EXTRUSION SOLUTIONS FROM EXTRUSION EXPERTS

Eliminate "Unmelts" in Product

 

What was the problem?     

Unmelts in Product!  

The customer was seeing periodic “showers” of (what they called) “gels” in their extruded film. The line would be running normally, and then suddenly, a “shower” of particles would appear in the film, and then the line would run normally again for a while.  The following image is a shows a sample of the film with the defects.

 

What was the root cause? 

The film samples were analyzed and the “gels”/particles were determined to be “un-melts”; non-melted and incompletely mixed resin.  The periodic variation suggested that the extruder be investigated.

Solid-bed break up in screw!

After analysing the extrusion screw, using the VEL™ Extruder module, we found that the compression section was too short.   The following image shows a graph of the “Solid Bed Ratio”, along the screw, as predicted by the VEL™ Extruder module.

The above graph indicates that rate of compression was faster than the rate of melting which, often results in “solid-bed breakup”. The rapid increase of the extrusion screw root diameter would result in the solid bed of pellets getting temporarily “stuck” in the compression section where they would spin with the screw.  The solid bed/particles would spin in the compression section and would slowly melt until they were sufficiently small to be released and continue down the screw channel.  The process then repeats.  This condition disrupts the melting process because the solid (un-melted) particles become blended into the melt pool and the pellets do not experience sufficient shear heating or mixing and melt slowly, due to conduction.  Since they are not sufficiently blended, they re-appear as they re-crystallize when the film cools.

 

How it was solved? 

Redesign the screw to ensure solid-bed break up does not occur!

The following image shows the Solid Bed ratio along a new screw design that was optimized using the VEL™ Extruder module.

The screw was optimized so that the solid-bed ratio gradually decrease from 1 to 0, which indicates that solid-bed break up will not occur.

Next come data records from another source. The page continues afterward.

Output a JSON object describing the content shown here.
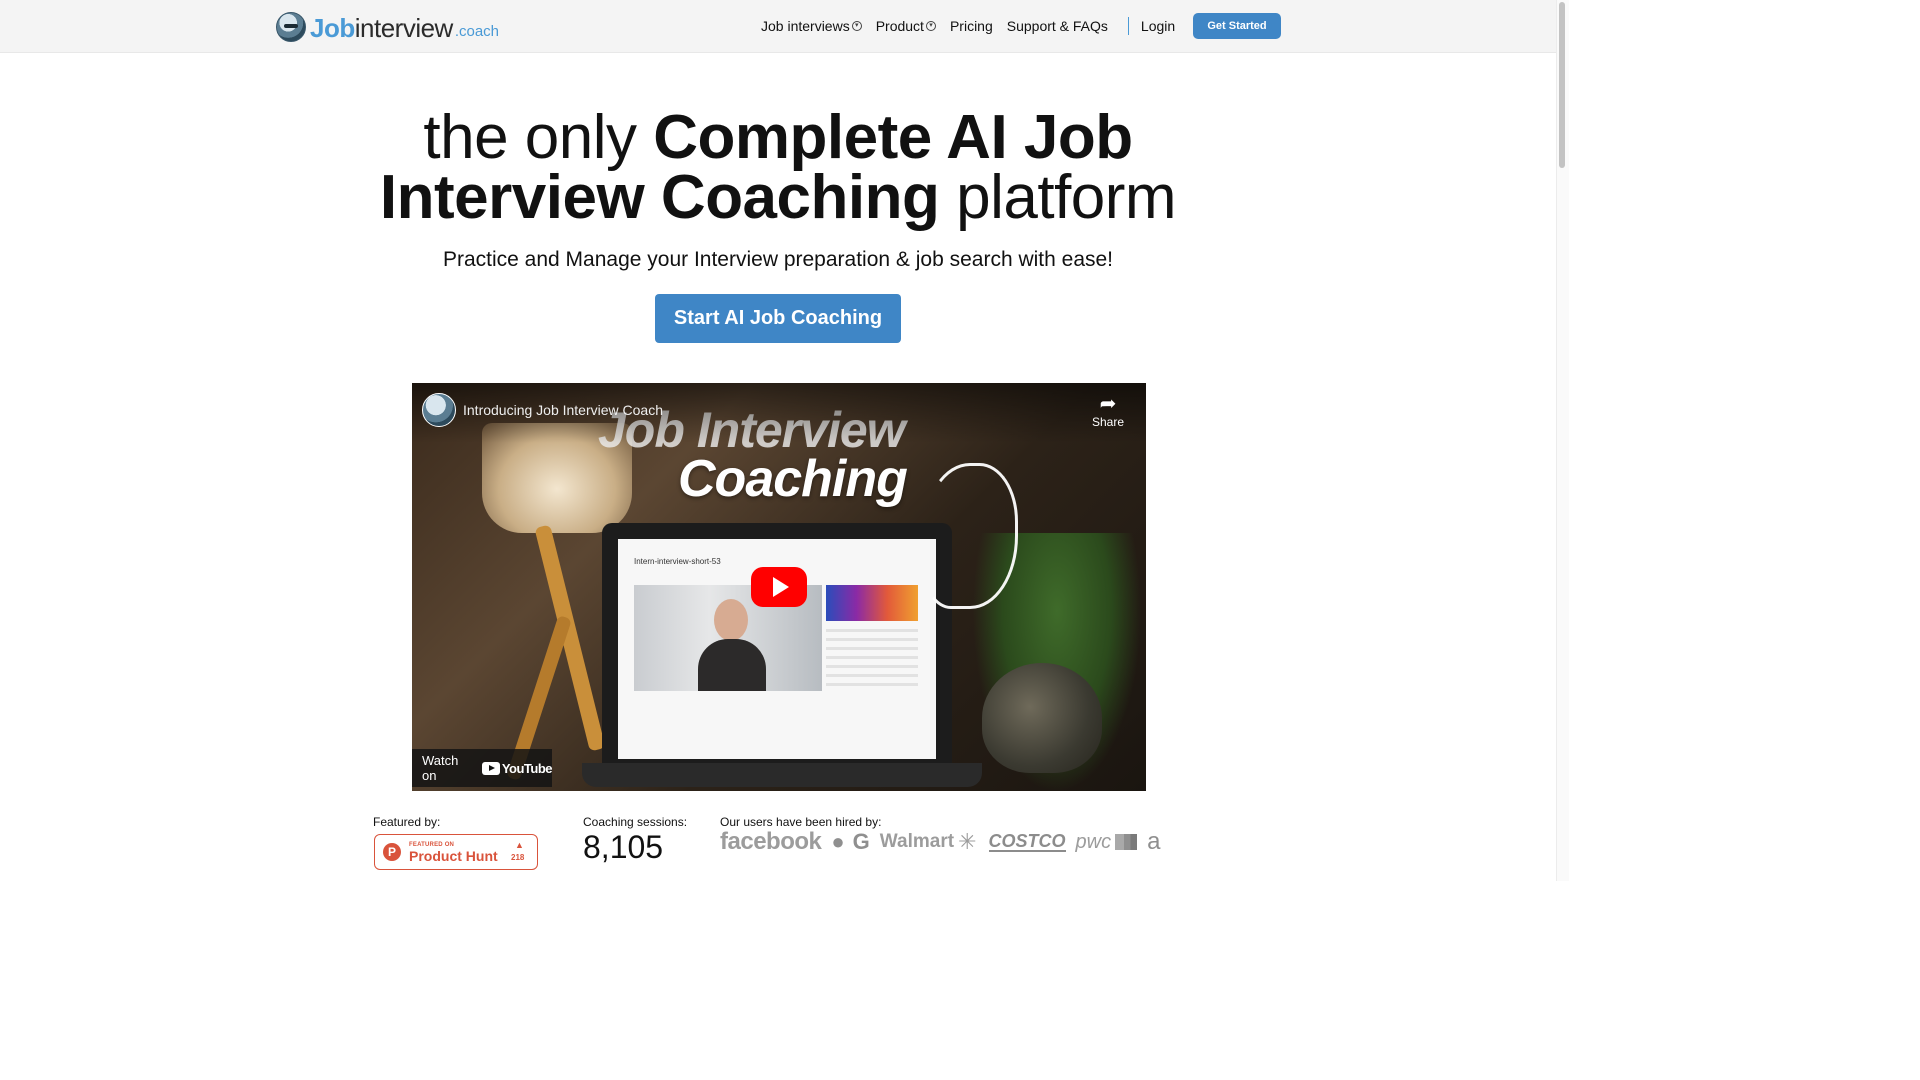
{
  "header": {
    "logo": {
      "part1": "Job",
      "part2": "interview",
      "part3": ".coach"
    },
    "nav": [
      {
        "label": "Job interviews",
        "has_dropdown": true
      },
      {
        "label": "Product",
        "has_dropdown": true
      },
      {
        "label": "Pricing",
        "has_dropdown": false
      },
      {
        "label": "Support & FAQs",
        "has_dropdown": false
      }
    ],
    "login_label": "Login",
    "cta_label": "Get Started"
  },
  "hero": {
    "title_line1_normal": "the only ",
    "title_line1_bold": "Complete AI Job",
    "title_line2_bold": "Interview Coaching",
    "title_line2_normal": " platform",
    "subtitle": "Practice and Manage your Interview preparation & job search with ease!",
    "cta_label": "Start AI Job Coaching"
  },
  "video": {
    "title": "Introducing Job Interview Coach",
    "overlay_line1": "Job Interview",
    "overlay_line2": "Coaching",
    "share_label": "Share",
    "watch_on_label": "Watch on",
    "youtube_label": "YouTube",
    "screen_title": "Intern-interview-short-53"
  },
  "stats": {
    "featured_label": "Featured by:",
    "producthunt": {
      "featured_on": "FEATURED ON",
      "name": "Product Hunt",
      "count": "218"
    },
    "sessions_label": "Coaching sessions:",
    "sessions_value": "8,105",
    "hired_label": "Our users have been hired by:",
    "companies": {
      "facebook": "facebook",
      "walmart": "Walmart",
      "costco": "COSTCO",
      "pwc": "pwc",
      "amazon": "a"
    }
  },
  "colors": {
    "accent": "#3f86c6",
    "brand_blue": "#4a9ad6",
    "producthunt": "#d9533b"
  }
}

After the optimized screw was built and installed, the periodic showers of unmelts were eliminated.

 

Bottom Line 

Normally, it would have taken a long time to simply figure out where the problem was coming from and this would be followed by expensive, and inefficient,  “trial and error” modifications to the extrusion screw.   Using simulation, we were quickly able to find the root cause of the problem and find a solution much faster. The customer saved thousands of dollars and their scrap rate was significantly reduced.